ガイドコメント
2011年6月1日リリースの6thアルバム。『機動戦士ガンダム』シリーズ19年ぶりの劇場版主題歌「クオリア」、東京ドーム公演1曲目となった「NO.1」などのシングルを含む、5周年を経てさらなる成長と飛躍が感じられる充実作だ。
収録曲
01CORE PRIDE
叶わない絵空事だとしても胸に燃やす火(=プライド)は消せやしないと叫ぶ、直情的な詞が心を穿つ。自問自答的な自伝的ストーリーを刺激的に描くドラマティックなミクスチャー・ロックだ。MBS・TBS系アニメ『青の祓魔師』オープニング起用の19thシングル。
02いつか必ず死ぬことを忘れるな
他人の死を悲しむだけじゃなく、限られた時間で生き抜くことを全うしろ、“甘えてんじゃねぇぞ”と強烈なメッセージを叩きつける。誰にでも訪れる“定め”までに躊躇する時間なんてないと急かすようなアッパー・ビートが襲うロック・チューンだ。

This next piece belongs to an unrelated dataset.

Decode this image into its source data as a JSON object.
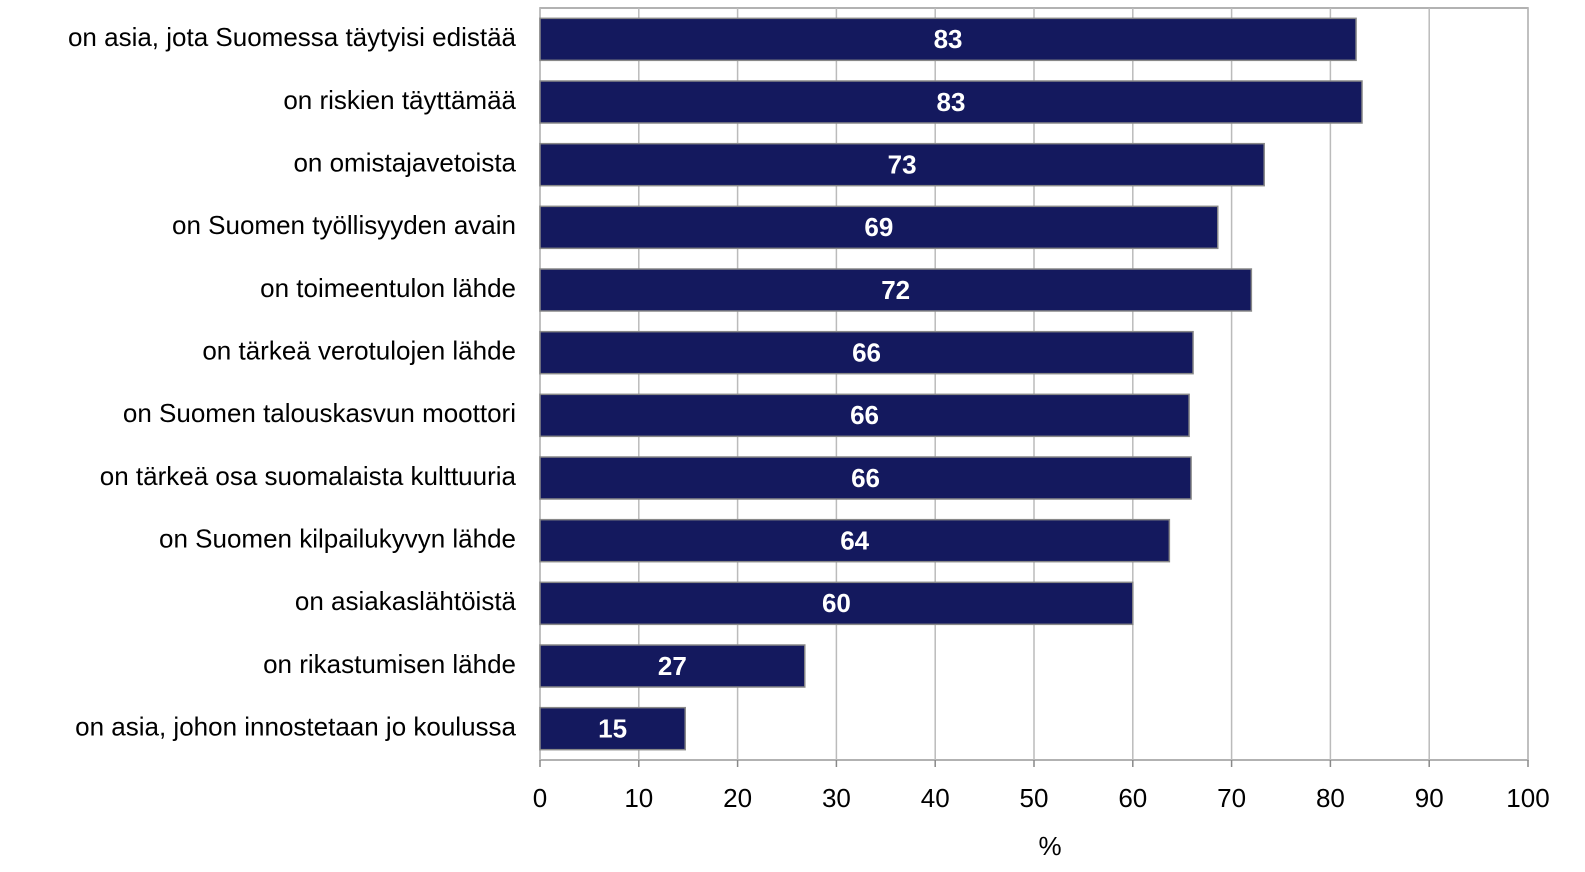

03一石を投じる Tokyo midnight sun
冒頭にasamiのソウルフルなコーラスを配した、ヒップホップ的アプローチによるグルーヴィなナンバー。上京して感じた大都会・東京の光と闇を強烈に皮肉っている。東京というブランドに溺れた世界に一石を投じる、強い心意気がみえる。
04ace of ace
“アウト・イン・アウト”“デグナーカーブ”などサーキット用語を駆使したアグレッシヴなロック。ミクスチャー調のヘヴィなフックと疾走するヴァースの組み合わせが、スリリングなレースを想起させる。俺がエースだ! と自己を奮い立たせるワイルドな曲だ。
05NO.1 (album ver.)
初の東京ドーム公演の冒頭曲として制作された17thシングル。文字どおり“俺たちが1番!”と宣言するパンキッシュな曲で、“ラヴ、ラヴ……サイキック”のフックがキャッチー。幼き頃の夢を語る中盤のノスタルジックな転調パートが効果的だ。
06クオリア
16thシングルは映画『劇場版 機動戦士ガンダム00』主題歌。ストリングスと鍵盤を配したロッカ・バラードで、ラストの生々しい“やっと出逢えたんだね”の歌声が沁みる。説明できなくても確かに二人の間に存在する感情(=クオリア)を着飾らずに歌う。
07シークレット
誰にも知られちゃいけない横恋慕について歌ったシークレット・ラヴ・ストーリー。変装した君に気づかない彼よりも想いが深い分、思いどおりにならないもどかしさ……。虚しい心情を描写したもの憂げな歌唱が胸を打つ。
08勝者臆病者
馬鹿正直な人に対して、勝敗の決め手となる目を鍛えろと諭すヘヴィなアッパー・ロック。「金の斧銀の斧」「狼と羊飼い」「鶴の恩返し」の寓話をコミカルな演出で組み込んだアイディアが見事。遊びを真剣にやったような楽しくも質の高い一曲だ。
096つの風 (album ver.)
17thシングル「NO.1」収録曲のアルバム・ヴァージョン。「幸福」「不幸」「無」「苛立ち」「懐かしさ」「金」の6つの風を見極める力が大事だと力説するアグレッシヴなビート・ロックだ。自ら風を起こせという日本人へ向けての叱咤ともとれる。
10一億分の一の小説
センチメンタルなメロディ・ラインと押し寄せる波のように迫りくるドラム・ビートが絶妙にシンクロしたパンク・ロック。不確かな未来を確かなものにするための願いを、小説の最後に素敵な物語を書き足そうというロマンティックなストーリーだ。
11MONDO PIECE
初の東京ドーム公演のエンディングで流れ、リクエストによりシングル・カットされた18枚目。ストーリー性あるロック・サウンドの上で語られるのは、不器用で失敗しながらも自身が選んできた道の大切さ。本当に出会えてよかったとメンバーたちへの本音も吐露している。
12白昼夢
生々しくかき鳴らされるギターと弦一徹の流麗なストリングスが躍動する、強い生命力を感じるミディアム・ロック。悲しい過去を忘れさせるのではなく、それに立ち向かえる歌をとの想いが、叫びのような歌唱から伝わってくる。はかなくも活力ある旋律には希望が見える。